Many folks do, often thinking that most Life rates are very close among companies. That's simply not so; vast differences exist among carriers' rates, and for the nonsmoking prospect in good health, the differences are even more startling. For example, one of the largest home-mortgage lenders in the country promotes a mail-order reducing Term policy with simplified underwriting. Here are annual premiums for three age bands for $120,000 initial amount on a 25-year reducing Term policy:
| Age Band |
30-34
|
40-44
|
50-54
|
| Lender's affiliate |
$396
|
$1,044
|
$2,628
|
| Another company |
$270
|
$461
|
$740
|
Note that "another company" calls for underwriting and its premiums are for nonsmokers in good health. The lender's affiliate's underwriting is presumably more liberal. But note the striking differences in premium! The point is that your producer should feel competent to handle any competition.
Any prospect represents more than one financial-needs problem and thus is a prospect for more than one kind of policy.

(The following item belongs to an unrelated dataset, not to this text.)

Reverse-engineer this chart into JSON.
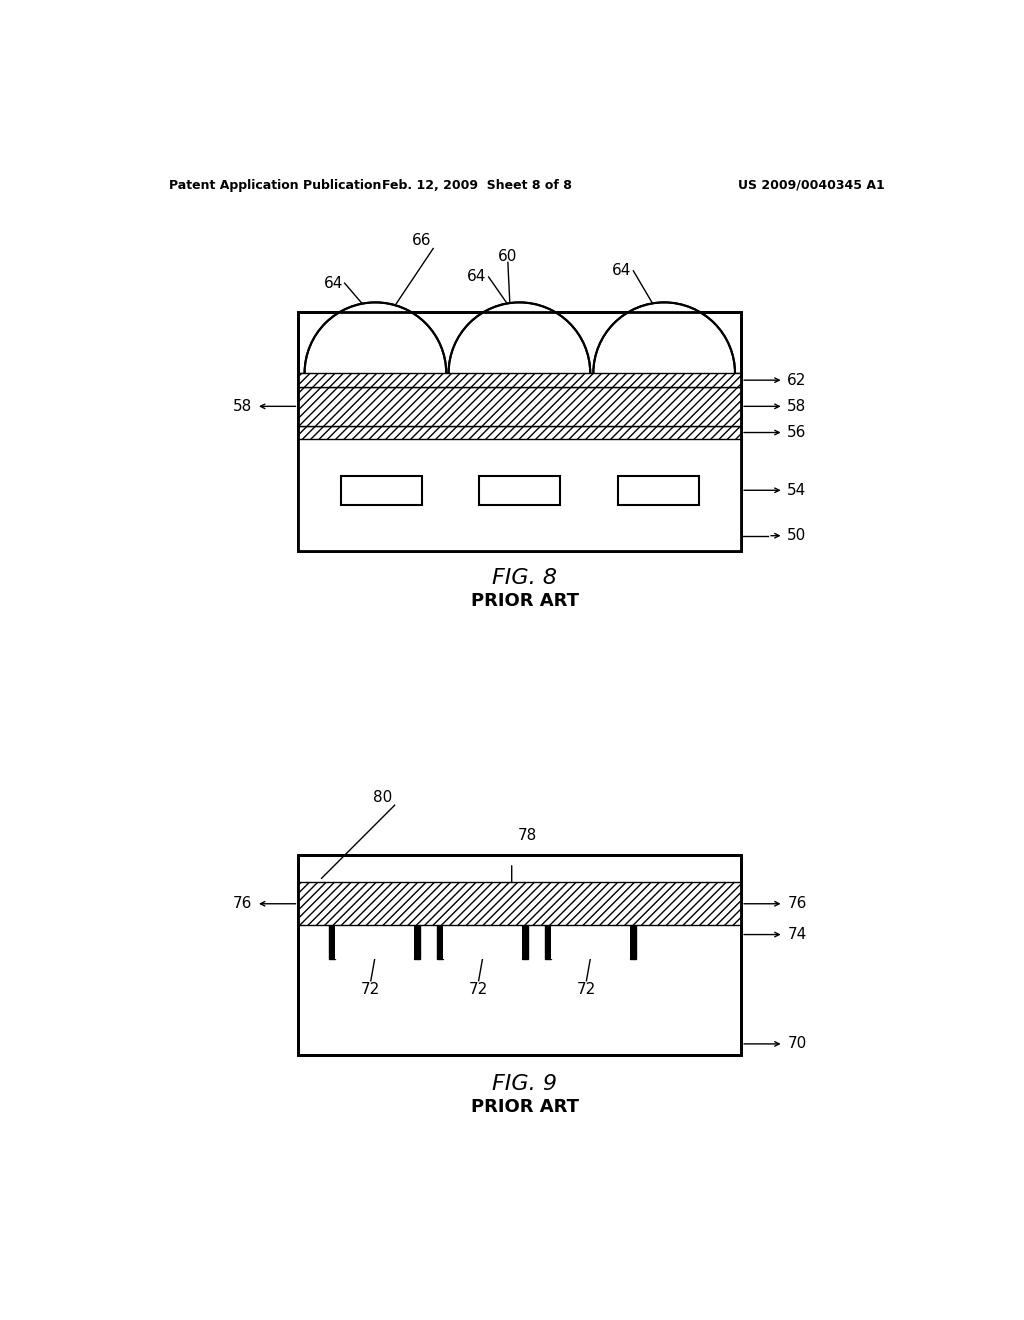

Both the buyers and the lost prospects are probably carrying other Life policies for other needs, Disability Income policies, and other related coverages. If the new agent doesn't feel comfortable discussing coverages above her level of competence, then another agent should be brought in to address those coverages. The new agent can earn a finder's fee or split commission and, equally important, your client will not be left with big gaps in coverage. Even if the client doesn't buy those policies, your errors and omissions exposure will be reduced by the agency's offering them.
Keep good records on all the agent's sales activities so that you can work with firm facts instead of vague impressions. Review, in nontechnical terms, the strengths and weaknesses of your agent with the agent and with at least one other experienced Life person. Look for an improved closing ratio, a clear understanding of why each lost sale was lost, and a flow of leads for related products to be handled by a competent person. That should build the cash flow.
Your agent should also be raising her level of competence. Various insurers offer training materials and courses, as do general agents, managing general agents, insurance schools and colleges, and Life agents' associations.
In today's market conditions, no Life agent should be standing still in education, production, or earnings. All should be improving.